Tasya meneteskan air mata membaca batu nisan di hadapannya. Vano berjanji akan membawanya bertemu dengan Aline. Namun bukannya seorang gadis cantik yang ia lihat, melainkan sebuah batu nisan.

"Kenapa kak? Kenapa harus kak Aline yang donorin mata buat Tasya?" ucap gadis itu sesenggukan.
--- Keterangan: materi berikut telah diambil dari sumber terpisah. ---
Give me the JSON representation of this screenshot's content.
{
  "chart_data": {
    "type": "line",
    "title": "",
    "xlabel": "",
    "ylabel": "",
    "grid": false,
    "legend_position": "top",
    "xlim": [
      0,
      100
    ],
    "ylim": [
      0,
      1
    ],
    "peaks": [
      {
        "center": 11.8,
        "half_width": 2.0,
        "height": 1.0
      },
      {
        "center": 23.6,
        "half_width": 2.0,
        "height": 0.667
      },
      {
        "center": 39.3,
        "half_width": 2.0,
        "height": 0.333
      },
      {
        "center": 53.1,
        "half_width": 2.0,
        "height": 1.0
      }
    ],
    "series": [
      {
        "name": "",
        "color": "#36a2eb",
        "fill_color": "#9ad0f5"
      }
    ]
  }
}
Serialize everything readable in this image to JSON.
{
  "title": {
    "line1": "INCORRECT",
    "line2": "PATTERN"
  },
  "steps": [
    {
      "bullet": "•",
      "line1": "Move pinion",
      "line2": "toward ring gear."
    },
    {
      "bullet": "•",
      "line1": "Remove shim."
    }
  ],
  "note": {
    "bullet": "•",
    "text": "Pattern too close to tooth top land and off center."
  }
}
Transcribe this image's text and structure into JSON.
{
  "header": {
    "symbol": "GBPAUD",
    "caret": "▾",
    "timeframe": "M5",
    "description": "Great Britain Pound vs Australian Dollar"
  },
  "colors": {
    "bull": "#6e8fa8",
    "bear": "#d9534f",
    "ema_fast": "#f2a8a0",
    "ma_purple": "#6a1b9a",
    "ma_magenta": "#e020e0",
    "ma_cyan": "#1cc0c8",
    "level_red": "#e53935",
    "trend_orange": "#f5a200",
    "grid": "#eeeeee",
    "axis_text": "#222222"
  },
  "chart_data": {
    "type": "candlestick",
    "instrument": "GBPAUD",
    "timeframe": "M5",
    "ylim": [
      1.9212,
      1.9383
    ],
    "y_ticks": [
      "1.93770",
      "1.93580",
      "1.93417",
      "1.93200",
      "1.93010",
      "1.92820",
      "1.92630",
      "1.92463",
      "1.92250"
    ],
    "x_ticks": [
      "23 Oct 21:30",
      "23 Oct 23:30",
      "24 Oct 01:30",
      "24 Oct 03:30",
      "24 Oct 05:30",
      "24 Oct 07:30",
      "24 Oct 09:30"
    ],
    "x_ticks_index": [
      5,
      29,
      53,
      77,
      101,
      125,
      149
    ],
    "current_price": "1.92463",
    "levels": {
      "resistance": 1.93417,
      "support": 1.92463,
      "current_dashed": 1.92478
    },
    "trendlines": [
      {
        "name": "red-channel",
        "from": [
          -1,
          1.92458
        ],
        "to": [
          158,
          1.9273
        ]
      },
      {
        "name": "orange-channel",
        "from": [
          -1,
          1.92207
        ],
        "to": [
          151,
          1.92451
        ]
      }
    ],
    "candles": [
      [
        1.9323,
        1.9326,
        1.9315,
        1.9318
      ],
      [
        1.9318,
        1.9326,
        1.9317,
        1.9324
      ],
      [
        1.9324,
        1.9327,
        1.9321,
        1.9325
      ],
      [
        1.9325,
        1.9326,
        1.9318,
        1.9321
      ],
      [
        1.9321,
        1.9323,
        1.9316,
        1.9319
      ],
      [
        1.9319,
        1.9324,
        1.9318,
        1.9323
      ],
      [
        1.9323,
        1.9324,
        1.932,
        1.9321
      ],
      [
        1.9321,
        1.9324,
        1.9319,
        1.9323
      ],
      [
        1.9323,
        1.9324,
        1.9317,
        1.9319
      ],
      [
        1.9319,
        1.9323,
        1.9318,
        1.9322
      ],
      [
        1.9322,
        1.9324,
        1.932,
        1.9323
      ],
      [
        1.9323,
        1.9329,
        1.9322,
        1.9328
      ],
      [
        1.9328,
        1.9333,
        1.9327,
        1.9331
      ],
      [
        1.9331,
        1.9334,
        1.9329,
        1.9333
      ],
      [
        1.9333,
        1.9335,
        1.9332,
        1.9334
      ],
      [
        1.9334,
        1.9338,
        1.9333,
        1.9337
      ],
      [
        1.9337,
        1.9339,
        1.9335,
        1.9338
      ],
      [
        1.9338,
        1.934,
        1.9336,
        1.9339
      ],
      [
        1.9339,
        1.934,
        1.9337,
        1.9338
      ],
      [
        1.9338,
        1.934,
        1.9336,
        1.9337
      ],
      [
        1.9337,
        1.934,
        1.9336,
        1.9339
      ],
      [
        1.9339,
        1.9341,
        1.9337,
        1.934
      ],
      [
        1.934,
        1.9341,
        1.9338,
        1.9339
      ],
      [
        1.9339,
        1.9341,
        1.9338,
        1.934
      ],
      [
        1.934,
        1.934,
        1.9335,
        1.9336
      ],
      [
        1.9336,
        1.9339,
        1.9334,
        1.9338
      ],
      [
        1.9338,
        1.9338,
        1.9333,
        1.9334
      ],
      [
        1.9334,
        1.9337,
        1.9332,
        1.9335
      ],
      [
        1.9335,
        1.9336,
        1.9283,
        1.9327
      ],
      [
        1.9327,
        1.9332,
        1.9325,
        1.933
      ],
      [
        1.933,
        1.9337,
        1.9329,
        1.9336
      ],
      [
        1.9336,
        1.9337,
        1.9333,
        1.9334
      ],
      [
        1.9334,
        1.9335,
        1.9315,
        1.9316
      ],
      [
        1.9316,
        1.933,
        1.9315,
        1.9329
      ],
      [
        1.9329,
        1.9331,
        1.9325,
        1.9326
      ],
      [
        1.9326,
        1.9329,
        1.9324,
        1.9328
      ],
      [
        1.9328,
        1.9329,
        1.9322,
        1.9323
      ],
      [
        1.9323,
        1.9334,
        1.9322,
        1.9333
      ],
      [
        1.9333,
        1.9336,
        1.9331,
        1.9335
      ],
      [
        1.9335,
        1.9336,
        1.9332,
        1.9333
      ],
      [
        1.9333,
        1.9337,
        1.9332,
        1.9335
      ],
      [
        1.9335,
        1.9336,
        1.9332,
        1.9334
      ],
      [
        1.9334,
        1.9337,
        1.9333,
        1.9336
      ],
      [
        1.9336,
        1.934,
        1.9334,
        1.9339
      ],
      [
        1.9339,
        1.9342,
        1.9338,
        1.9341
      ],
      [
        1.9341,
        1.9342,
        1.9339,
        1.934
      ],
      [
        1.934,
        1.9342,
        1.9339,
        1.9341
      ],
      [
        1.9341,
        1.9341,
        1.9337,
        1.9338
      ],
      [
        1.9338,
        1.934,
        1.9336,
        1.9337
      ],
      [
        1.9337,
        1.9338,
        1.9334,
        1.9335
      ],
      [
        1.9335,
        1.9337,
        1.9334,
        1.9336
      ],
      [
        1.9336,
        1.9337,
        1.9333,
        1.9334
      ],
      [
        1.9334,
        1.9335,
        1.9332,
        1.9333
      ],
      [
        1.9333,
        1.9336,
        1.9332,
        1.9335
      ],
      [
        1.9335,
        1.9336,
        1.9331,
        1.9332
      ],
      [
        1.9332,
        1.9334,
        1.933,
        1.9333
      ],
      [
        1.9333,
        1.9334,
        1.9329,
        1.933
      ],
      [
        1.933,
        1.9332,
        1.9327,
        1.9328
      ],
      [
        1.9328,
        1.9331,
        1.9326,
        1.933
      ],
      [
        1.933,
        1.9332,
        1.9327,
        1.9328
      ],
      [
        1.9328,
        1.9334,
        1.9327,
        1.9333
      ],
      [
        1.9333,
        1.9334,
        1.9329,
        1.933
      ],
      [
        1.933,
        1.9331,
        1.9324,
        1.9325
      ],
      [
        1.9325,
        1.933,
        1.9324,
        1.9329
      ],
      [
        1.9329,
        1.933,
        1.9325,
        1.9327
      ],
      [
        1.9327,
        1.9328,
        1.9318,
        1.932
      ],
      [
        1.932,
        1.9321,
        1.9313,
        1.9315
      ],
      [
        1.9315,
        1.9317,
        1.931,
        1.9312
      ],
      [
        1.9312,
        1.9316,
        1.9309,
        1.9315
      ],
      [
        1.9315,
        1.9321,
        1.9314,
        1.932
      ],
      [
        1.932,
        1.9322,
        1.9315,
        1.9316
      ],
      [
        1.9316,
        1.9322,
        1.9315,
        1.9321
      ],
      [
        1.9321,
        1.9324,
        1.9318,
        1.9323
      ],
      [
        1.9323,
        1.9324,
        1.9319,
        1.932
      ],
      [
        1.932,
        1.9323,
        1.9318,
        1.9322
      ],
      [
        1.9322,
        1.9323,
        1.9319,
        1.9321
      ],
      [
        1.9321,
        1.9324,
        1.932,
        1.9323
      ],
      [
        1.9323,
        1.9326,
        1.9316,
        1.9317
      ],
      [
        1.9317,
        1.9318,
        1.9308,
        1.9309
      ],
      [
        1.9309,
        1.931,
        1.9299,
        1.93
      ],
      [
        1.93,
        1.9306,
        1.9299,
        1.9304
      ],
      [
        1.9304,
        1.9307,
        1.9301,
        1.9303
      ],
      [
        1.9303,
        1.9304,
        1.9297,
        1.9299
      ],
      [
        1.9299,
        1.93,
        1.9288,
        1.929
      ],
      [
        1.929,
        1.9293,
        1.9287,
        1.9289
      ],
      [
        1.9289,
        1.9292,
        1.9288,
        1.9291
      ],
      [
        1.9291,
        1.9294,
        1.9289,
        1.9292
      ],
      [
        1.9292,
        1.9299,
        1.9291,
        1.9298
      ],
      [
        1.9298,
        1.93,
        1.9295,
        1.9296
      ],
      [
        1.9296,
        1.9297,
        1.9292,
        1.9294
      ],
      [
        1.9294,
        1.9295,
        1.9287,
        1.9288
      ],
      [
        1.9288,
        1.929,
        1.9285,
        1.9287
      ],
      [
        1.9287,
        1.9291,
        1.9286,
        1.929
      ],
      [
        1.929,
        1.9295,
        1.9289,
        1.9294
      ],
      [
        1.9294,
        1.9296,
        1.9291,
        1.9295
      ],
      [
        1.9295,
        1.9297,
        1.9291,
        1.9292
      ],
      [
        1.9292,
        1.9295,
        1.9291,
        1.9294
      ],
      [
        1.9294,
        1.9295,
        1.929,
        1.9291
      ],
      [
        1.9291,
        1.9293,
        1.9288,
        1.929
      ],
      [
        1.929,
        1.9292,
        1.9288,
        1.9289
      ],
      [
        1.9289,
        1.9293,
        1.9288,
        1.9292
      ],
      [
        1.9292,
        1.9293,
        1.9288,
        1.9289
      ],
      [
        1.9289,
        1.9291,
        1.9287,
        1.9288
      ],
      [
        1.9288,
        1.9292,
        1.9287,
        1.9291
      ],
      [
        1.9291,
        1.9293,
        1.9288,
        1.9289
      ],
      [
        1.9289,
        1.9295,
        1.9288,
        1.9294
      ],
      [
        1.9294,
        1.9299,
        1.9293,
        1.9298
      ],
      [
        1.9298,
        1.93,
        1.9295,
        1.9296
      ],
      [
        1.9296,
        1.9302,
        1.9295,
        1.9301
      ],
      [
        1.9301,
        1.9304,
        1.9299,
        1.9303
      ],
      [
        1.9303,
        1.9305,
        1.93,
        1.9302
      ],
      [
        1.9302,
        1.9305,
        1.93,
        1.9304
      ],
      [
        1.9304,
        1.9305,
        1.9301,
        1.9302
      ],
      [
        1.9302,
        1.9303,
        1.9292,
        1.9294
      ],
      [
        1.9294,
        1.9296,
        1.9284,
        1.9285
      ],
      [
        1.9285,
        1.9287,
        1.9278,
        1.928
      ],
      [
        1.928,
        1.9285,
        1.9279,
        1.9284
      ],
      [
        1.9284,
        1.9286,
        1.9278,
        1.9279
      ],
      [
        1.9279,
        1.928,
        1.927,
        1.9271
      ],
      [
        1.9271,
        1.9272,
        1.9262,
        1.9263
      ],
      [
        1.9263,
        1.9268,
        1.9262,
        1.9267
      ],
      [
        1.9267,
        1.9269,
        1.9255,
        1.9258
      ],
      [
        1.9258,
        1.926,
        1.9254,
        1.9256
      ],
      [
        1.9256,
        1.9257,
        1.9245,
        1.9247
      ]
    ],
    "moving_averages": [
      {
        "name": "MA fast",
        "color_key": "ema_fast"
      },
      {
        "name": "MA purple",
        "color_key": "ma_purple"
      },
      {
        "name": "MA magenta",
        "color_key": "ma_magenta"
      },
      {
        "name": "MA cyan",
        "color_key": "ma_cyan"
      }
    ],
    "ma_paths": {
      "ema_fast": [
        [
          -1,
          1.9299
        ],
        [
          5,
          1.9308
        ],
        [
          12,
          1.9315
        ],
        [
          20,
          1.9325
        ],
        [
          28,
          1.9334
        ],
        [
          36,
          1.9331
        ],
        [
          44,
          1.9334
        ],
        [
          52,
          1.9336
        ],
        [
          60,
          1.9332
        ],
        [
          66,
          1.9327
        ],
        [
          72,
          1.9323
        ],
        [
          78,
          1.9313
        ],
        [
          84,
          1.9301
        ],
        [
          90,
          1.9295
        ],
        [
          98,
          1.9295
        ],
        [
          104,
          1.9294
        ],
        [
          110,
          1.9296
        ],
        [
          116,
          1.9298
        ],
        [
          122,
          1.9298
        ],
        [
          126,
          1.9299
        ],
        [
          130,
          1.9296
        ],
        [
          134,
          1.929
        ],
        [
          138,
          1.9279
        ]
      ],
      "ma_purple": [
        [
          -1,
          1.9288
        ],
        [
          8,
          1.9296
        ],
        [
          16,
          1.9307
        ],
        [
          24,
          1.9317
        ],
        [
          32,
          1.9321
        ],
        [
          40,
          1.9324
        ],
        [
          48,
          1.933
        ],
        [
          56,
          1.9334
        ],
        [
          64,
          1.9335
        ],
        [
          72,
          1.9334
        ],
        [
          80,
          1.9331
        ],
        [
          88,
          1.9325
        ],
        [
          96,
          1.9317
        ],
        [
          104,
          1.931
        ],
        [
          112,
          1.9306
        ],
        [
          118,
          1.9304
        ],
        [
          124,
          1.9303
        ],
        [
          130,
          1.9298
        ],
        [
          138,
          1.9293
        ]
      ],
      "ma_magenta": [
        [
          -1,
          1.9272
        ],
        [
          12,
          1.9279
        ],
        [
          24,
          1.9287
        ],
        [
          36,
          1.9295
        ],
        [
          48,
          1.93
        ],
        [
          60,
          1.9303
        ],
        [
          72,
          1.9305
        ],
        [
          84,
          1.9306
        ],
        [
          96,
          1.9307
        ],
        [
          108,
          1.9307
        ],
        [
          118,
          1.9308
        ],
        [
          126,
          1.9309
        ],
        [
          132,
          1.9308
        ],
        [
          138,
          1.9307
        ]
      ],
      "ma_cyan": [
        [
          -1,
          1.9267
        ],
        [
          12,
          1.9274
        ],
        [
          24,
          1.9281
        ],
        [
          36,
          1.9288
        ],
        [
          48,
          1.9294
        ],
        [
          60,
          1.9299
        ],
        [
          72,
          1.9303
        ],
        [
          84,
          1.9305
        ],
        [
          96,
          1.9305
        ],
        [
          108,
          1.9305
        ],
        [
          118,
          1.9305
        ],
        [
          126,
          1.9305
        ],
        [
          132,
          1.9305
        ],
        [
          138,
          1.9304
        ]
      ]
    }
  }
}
"Karena dia ingin menemanimu kembali melihat dunia. Dia berharap agar selanjutnya kamu lebih bahagia Tasya, berjanjilah bahwa kamu akan membawa kebahagiaan untuk orang-orang di sekitarmu, sehingga hanya senyuman yang kamu lihat" ujar Vano mengusap kepala Tasya menarik gadis itu dalam pelukannya.

"Kak Aline cantik ya kak" ujar Tasya melihat bingkai foto yang ada di dekat nisan Aline.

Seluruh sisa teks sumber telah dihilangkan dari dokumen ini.